Purses for overnight races—which include allowance, maiden special weight, claiming and maiden claiming events—will rise by an approximate blended average of $3,000 per race.
Total overnight purses for the meet are projected to be $6.4 million, up from the original forecast of $6.2 million. The daily average purse distribution (not including the Nov. 5-6 Breeders’ Cup World Championships programs) will be approximately $437,000 per day.
The KTDF is administered by the Kentucky Horse Racing Commission (KHRC) and consists of money allocated to the fund through an excise tax imposed on all tracks conducting pari-mutuel wagering under the jurisdiction of the KHRC. The funds are intended to promote, enhance, improve and encourage development of thoroughbred breeding in Kentucky.

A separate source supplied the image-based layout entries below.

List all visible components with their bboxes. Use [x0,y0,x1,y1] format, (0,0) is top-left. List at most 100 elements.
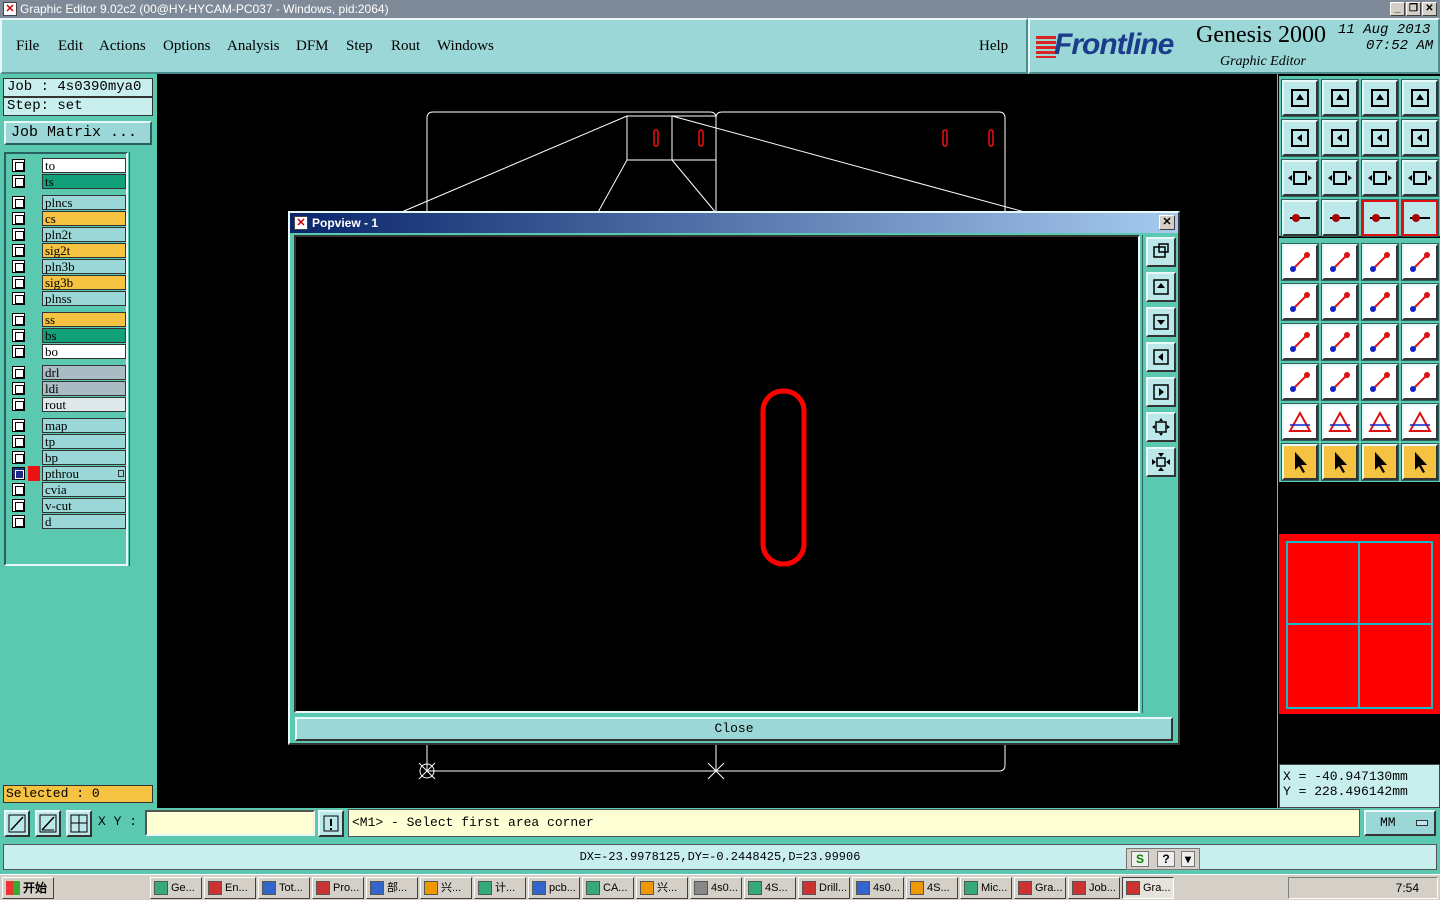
flip-view-icon[interactable] [1361,119,1399,157]
pointer-rotate-icon[interactable] [1361,443,1399,481]
layer-name[interactable]: d [42,514,126,529]
layer-checkbox[interactable] [12,435,25,448]
layer-name[interactable]: map [42,418,126,433]
menu-dfm[interactable]: DFM [296,38,329,55]
layer-name[interactable]: v-cut [42,498,126,513]
layer-checkbox[interactable] [12,467,25,480]
grid-tool-icon[interactable] [66,810,92,837]
fill-pad-icon[interactable] [1401,243,1439,281]
menu-options[interactable]: Options [163,38,211,55]
popview-pan-right-icon[interactable] [1146,377,1176,407]
menu-rout[interactable]: Rout [391,38,420,55]
popview-zoom-out-icon[interactable] [1146,447,1176,477]
layer-checkbox[interactable] [12,260,25,273]
taskbar-task[interactable]: 兴... [636,877,688,899]
layer-name[interactable]: rout [42,397,126,412]
layer-checkbox[interactable] [12,419,25,432]
popview-title-bar[interactable]: ✕ Popview - 1 ✕ [290,213,1178,233]
menu-windows[interactable]: Windows [437,38,494,55]
layer-row-bp[interactable]: bp [8,450,126,465]
layer-row-tp[interactable]: tp [8,434,126,449]
layer-checkbox[interactable] [12,398,25,411]
ruler-icon[interactable] [1361,243,1399,281]
taskbar-task[interactable]: Tot... [258,877,310,899]
menu-analysis[interactable]: Analysis [227,38,280,55]
layer-list-scrollbar[interactable] [129,152,154,566]
popview-pan-up-icon[interactable] [1146,272,1176,302]
popview-tool-1[interactable] [1146,237,1176,267]
popview-zoom-in-icon[interactable] [1146,412,1176,442]
net-select-icon[interactable] [1281,283,1319,321]
zoom-one-to-one-icon[interactable] [1361,159,1399,197]
measure-tool-icon[interactable] [35,810,61,837]
cut-line-icon[interactable] [1321,363,1359,401]
layer-checkbox[interactable] [12,244,25,257]
layer-name[interactable]: tp [42,434,126,449]
taskbar-task[interactable]: 兴... [420,877,472,899]
layer-name[interactable]: cs [42,211,126,226]
pan-down-icon[interactable] [1321,79,1359,117]
pointer-icon[interactable] [1281,443,1319,481]
layer-row-pln3b[interactable]: pln3b [8,259,126,274]
info-icon[interactable] [318,810,344,837]
layer-checkbox[interactable] [12,228,25,241]
pan-left-icon[interactable] [1281,119,1319,157]
taskbar-task[interactable]: Gra... [1122,877,1174,899]
snap-off-icon[interactable] [1401,199,1439,237]
query-icon[interactable] [1401,159,1439,197]
surface-icon[interactable] [1401,363,1439,401]
home-icon[interactable] [1361,79,1399,117]
layer-row-sig3b[interactable]: sig3b [8,275,126,290]
layer-row-ts[interactable]: ts [8,174,126,189]
menu-edit[interactable]: Edit [58,38,83,55]
triangle-delete-icon[interactable] [1401,403,1439,441]
layer-checkbox[interactable] [12,499,25,512]
layer-name[interactable]: bs [42,328,126,343]
layer-checkbox[interactable] [12,366,25,379]
select-feature-icon[interactable] [1281,243,1319,281]
zoom-home-icon[interactable] [1281,79,1319,117]
layer-checkbox[interactable] [12,451,25,464]
layer-checkbox[interactable] [12,515,25,528]
units-select[interactable]: MM [1364,810,1436,836]
layer-checkbox[interactable] [12,212,25,225]
overview-minimap[interactable] [1279,534,1440,714]
job-matrix-button[interactable]: Job Matrix ... [4,121,152,145]
taskbar-task[interactable]: 4s0... [690,877,742,899]
taskbar-task[interactable]: Gra... [1014,877,1066,899]
line-draw-icon[interactable] [1321,323,1359,361]
triangle-move-icon[interactable] [1361,403,1399,441]
layer-name[interactable]: sig2t [42,243,126,258]
layer-row-bs[interactable]: bs [8,328,126,343]
delete-feature-icon[interactable] [1321,283,1359,321]
menu-file[interactable]: File [16,38,39,55]
taskbar-task[interactable]: 部... [366,877,418,899]
redraw-icon[interactable] [1401,119,1439,157]
layer-name[interactable]: bo [42,344,126,359]
taskbar-task[interactable]: 4S... [906,877,958,899]
arc-draw-icon[interactable] [1361,323,1399,361]
maximize-button[interactable]: ❐ [1406,2,1421,16]
pad-icon[interactable] [1321,199,1359,237]
layer-name[interactable]: pln3b [42,259,126,274]
popview-close-button[interactable]: Close [295,717,1173,741]
snap-tool-icon[interactable] [4,810,30,837]
layer-checkbox[interactable] [12,382,25,395]
ime-s-icon[interactable]: S [1131,851,1149,867]
layer-name[interactable]: ss [42,312,126,327]
layer-checkbox[interactable] [12,196,25,209]
zoom-out-icon[interactable] [1321,159,1359,197]
layer-row-plnss[interactable]: plnss [8,291,126,306]
layer-row-cvia[interactable]: cvia [8,482,126,497]
layer-checkbox[interactable] [12,483,25,496]
triangle-edit-icon[interactable] [1321,403,1359,441]
text-feature-icon[interactable] [1401,323,1439,361]
layer-checkbox[interactable] [12,276,25,289]
layer-row-drl[interactable]: drl [8,365,126,380]
cross-select-icon[interactable] [1321,243,1359,281]
taskbar-task[interactable]: Ge... [150,877,202,899]
copy-point-icon[interactable] [1401,283,1439,321]
layer-checkbox[interactable] [12,345,25,358]
ime-help-icon[interactable]: ? [1157,851,1175,867]
add-pad-icon[interactable] [1281,363,1319,401]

“There’s been a recent shift in the way purse money is being earned and the funds are being reallocated accordingly,” said Kevin Flanery, president of Churchill Downs racetrack. “While we’re delighted that our horsemen will be competing for larger-than-anticipated purses over the final 10 days of the fall meet, our purses remain well shy of their highest levels of recent years, and the pressure to compete against racetracks which have their purses fueled by slot machine and casino revenues continues to intensify.
“This 6.3% increase in overnight purses is good news because it stems from a stronger than anticipated wagering in the early stages of our boutique Fall Meet. However, these slight increases aren’t long-term solutions to the problems facing Kentucky’s signature industry; it merely eases the growing pressure on our horse industry as we wait for the Kentucky legislature to authorize slots at our state’s tracks, allow us to invest in Kentucky jobs and take on those out-of-state tracks that now possess a huge competitive advantage.”
Churchill Downs’ fall meet continues through Nov. 28.